Other documents have suggested that the tobacco industry deliberately manipulates the amount of nicotine in cigarettes. This information has led the National Institute of Drug Abuse to conclude

"the cigarette is essentially the crack cocaine form of nicotine delivery".
This raises a new issue in tobacco regulation, designation of cigarettes as a drug.
"The core issue affecting FDA movement toward regulation of cigarettes as "drugs" involves the intent of the vendor. If for example, there is an intention by the pertinent vendor to create an addiction, then cigarettes may properly be regulated."
FDA Commissioner David Kessler wants to define nicotine as a drug, and considers smoking a "pediatric disease". Newt Gingrich has responded by calling Kessler a "thug and a bully".

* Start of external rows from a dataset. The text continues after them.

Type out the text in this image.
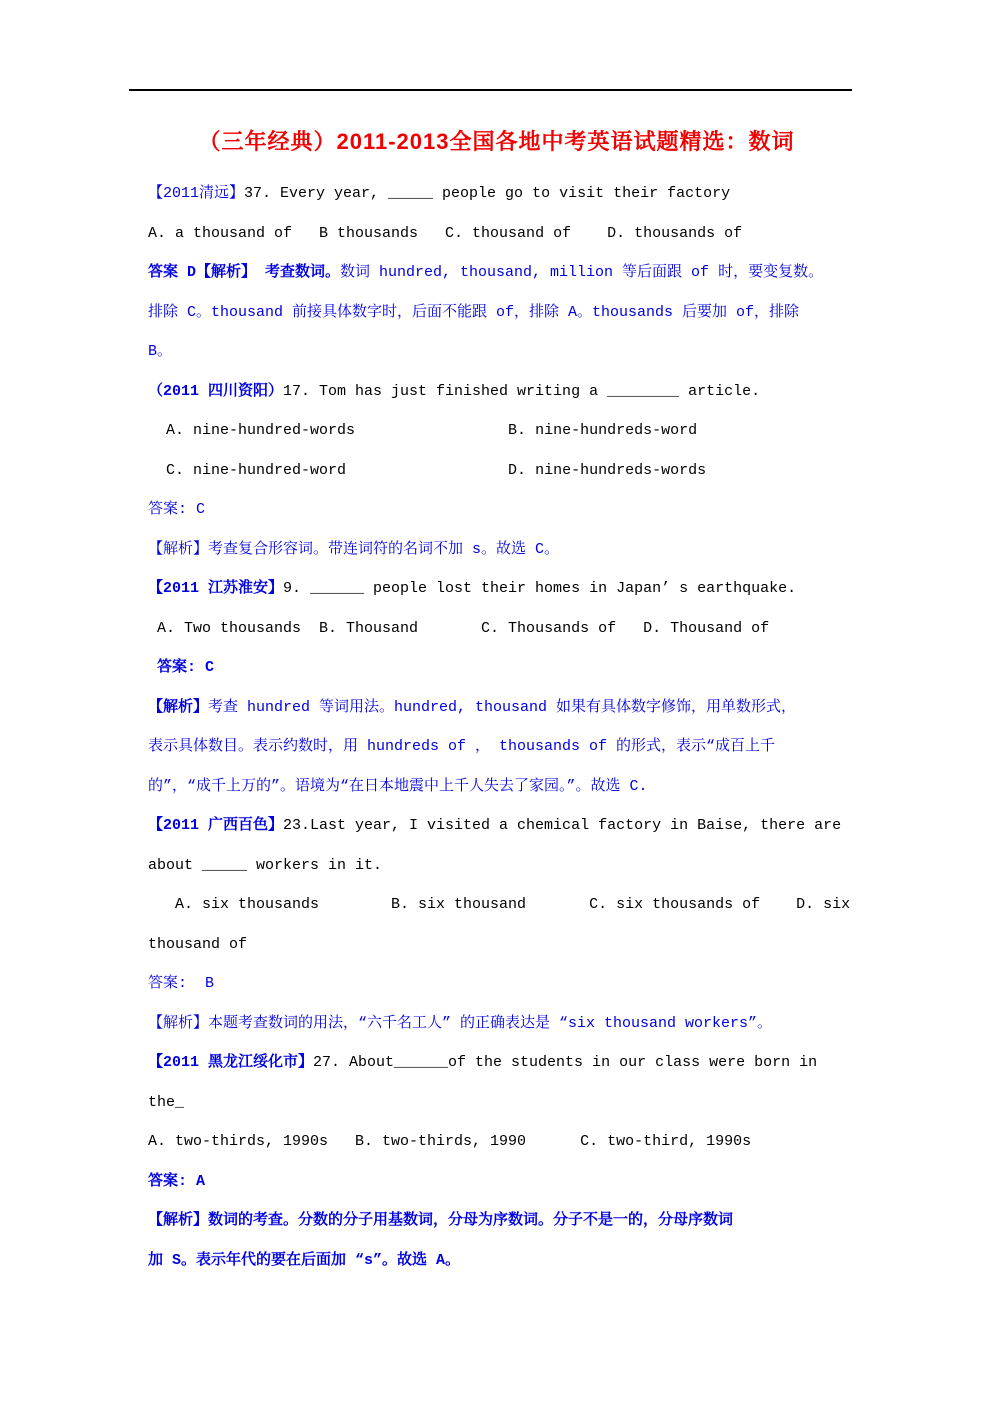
（三年经典）2011-2013全国各地中考英语试题精选：数词
【2011清远】37. Every year, _____ people go to visit their factory
A. a thousand of   B thousands   C. thousand of    D. thousands of
答案 D【解析】 考查数词。数词 hundred, thousand, million 等后面跟 of 时，要变复数。
排除 C。thousand 前接具体数字时，后面不能跟 of，排除 A。thousands 后要加 of，排除
B。
（2011 四川资阳）17. Tom has just finished writing a ________ article.
A. nine-hundred-words                 B. nine-hundreds-word
C. nine-hundred-word                  D. nine-hundreds-words
答案: C
【解析】考查复合形容词。带连词符的名词不加 s。故选 C。
【2011 江苏淮安】9. ______ people lost their homes in Japan’ s earthquake.
A. Two thousands  B. Thousand       C. Thousands of   D. Thousand of
答案: C
【解析】考查 hundred 等词用法。hundred, thousand 如果有具体数字修饰，用单数形式，
表示具体数目。表示约数时，用 hundreds of ， thousands of 的形式，表示“成百上千
的”，“成千上万的”。语境为“在日本地震中上千人失去了家园。”。故选 C.
【2011 广西百色】23.Last year, I visited a chemical factory in Baise, there are
about _____ workers in it.
A. six thousands        B. six thousand       C. six thousands of    D. six
thousand of
答案:  B
【解析】本题考查数词的用法，“六千名工人” 的正确表达是 “six thousand workers”。
【2011 黑龙江绥化市】27. About______of the students in our class were born in
the_
A. two-thirds, 1990s   B. two-thirds, 1990      C. two-third, 1990s
答案: A
【解析】数词的考查。分数的分子用基数词，分母为序数词。分子不是一的，分母序数词
加 S。表示年代的要在后面加 “s”。故选 A。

The Raleigh-Durham Cartel:

The sum total of the new information described above about the epidemiology of cigarette smoking indicates that the major etiologic agent is a group of tobacco companies, with a moral code and business ethic which invites comparison to the Medellin cartel or the Mafia. Like those overtly criminal groups, the tobacco "mob" purvey a known addicting substance, for enormous profit, regardless of the damage that it causes to society. They clearly target children in their marketing strategy. They use their tremendous wealth to protect themselves from legal interference, by corrupting politicians, lawyers, businessmen, journalists and government officials. They have a code of "omerta" and enforce non-disclosure gag rules on employees, to prevent them from revealing disreputable or illegal activities to the government or general public. When one of the five families of the New York Mafia wanted to get rid of an opponent, in the 1940s, they called in "Murder Incorporated". When the tobacco companies were faced with a similar problem in the 1950s, they held an "Appalachian conference" at the Plaza Hotel in New York and created the Tobacco Industry Research Institute, later the Council for Tobacco Research, which, though put forward as a genuine research group, is in actuality a public relations vehicle used to counteract genuine scientific evidence proving the dangers of cigarette smoking. When omerta is violated by a "Mr. Butts" or "Deep Cough" a call goes out to legal "hit men" like lobbyist Victor Crawford. Crawford, who is now dying of a tobacco induced cancer, and repents his work for the "black hats", described why so many businessmen and lawyers are willing to represent the tobacco industry.
"They don't realize the suffering that they're causing until it happens to them, and the suffering that they're causing is beyond words."

Swatting the Vector:

Since the tobacco companies have been proven to be analogous to the mosquito as a vector of disease, they must be swatted. Organized medicine in the US has a very poor record with regard to control of this carcinogen. The AMA accepted tobacco gold for many years after the first Surgeon General's report. They have now, however, taken a clear stand, in the landmark July 19, 1995 issue of JAMA. The AMA board of trustees now advocates the following positions . Individual doctors also need to do a better job. California doctors do not take an adequate smoking history. Less than 50% of MDs do so routinely. Neither do they universally advise patients to stop smoking, prescribe nicotine patches or gum to help in the weaning process, or provide referrals to smoking cessation clinics. Nor do they routinely provide follow-up visits to see if smoking cessation efforts have been successful. We, as physicians must make a much stronger effort in the future to provide better smoking cessation care to our patients, and better education on the health dangers of cigarette smoking to our patients and our communities.

Final Note:

The Los Angeles Times reported on December 16, 1995 on a study from University of Michigan investigators that showed that "smoking among 8th and 10th graders has increased by one-third since 1991 and by one-fifth among high school seniors since 1992".